SNSの利用については、X(旧Twitter)のタイムラインを追う程度なら十分可能です。ただし、画像が連続して表示される投稿や、Instagramのストーリー、リール動画などは、読み込みの「ぐるぐる」が頻繁に発生し、快適とは言い難い状態になります。YouTubeなどの動画視聴については、公式コラムでも案内されている通り、標準画質(360p〜480p程度)であれば止まらずに再生できる可能性が高いです。高画質(720p以上)での視聴はまず無理だと考えておいたほうがいいでしょう。

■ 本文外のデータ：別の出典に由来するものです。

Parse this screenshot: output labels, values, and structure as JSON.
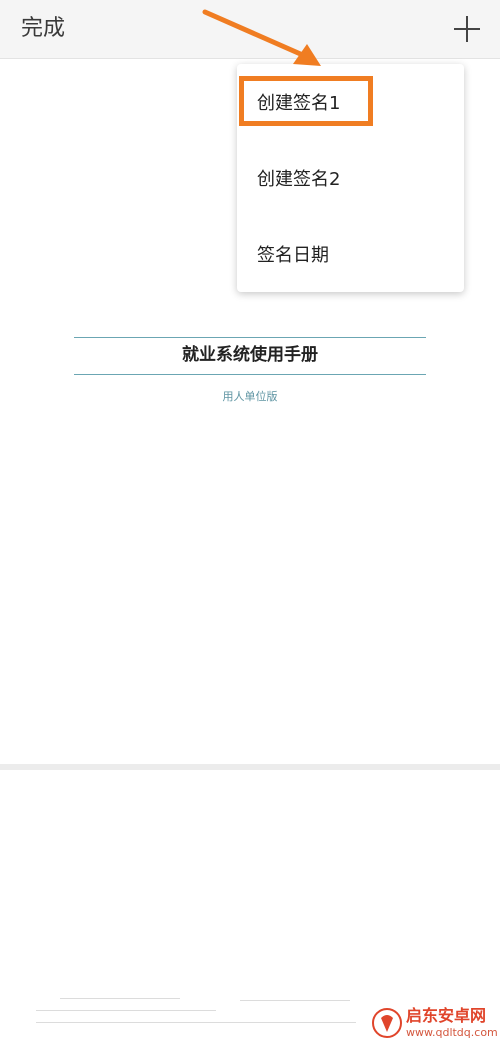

一方で、アプリのアップデートやOSの更新、大容量ファイルのクラウドへのアップロードなどは、1Mbpsでは気が遠くなるような時間がかかってしまいます。また、Zoomなどのビデオ会議も、画質が大幅に低下したり、音声が途切れたりするリスクが高いため、大事な会議がある場合はWi-Fiを探すか、速度制限を解除することをおすすめします。総じて「娯楽は少し我慢が必要だが、日常の連絡や調べ物には困らない」というのが1Mbpsのリアルな使い心地といえるでしょう。
ギガが切れても自動課金は発生しない安心の設計
スマホを使っていて一番怖いのが、「知らない間にお金がかかっていた」という事態ですよね。一部のキャリアプランでは、データ容量を使い切ると自動的に1GBずつ追加され、その分だけ料金が加算されていく「自動追加」の仕組みが採用されていることもあります。しかし、ahamoに関しては、データ容量を超過しても勝手に追加課金が発生することはありません。30GBを使い切った後は、前述した「最大1Mbps」の低速状態に移行するだけで、料金は月額2,970円(税込)のまま据え置きです。
これは、毎月の出費を一定に抑えたい人にとっては非常に大きな安心材料になります。「今月は使いすぎたかな?」と思っても、速度が遅くなるだけで財布へのダメージはないからです。もし、低速状態が不便でどうしても高速通信に戻したい場合だけ、ユーザー自身がahamoの専用アプリやマイページから「データ量追加」を申し込むという、完全な自己責任のステップになっています。公式FAQでも「通常速度で利用したい場合は、データ量追加の申込みが必要」と案内されており、超過そのものが自動課金のトリガーにならないことが明確にされています。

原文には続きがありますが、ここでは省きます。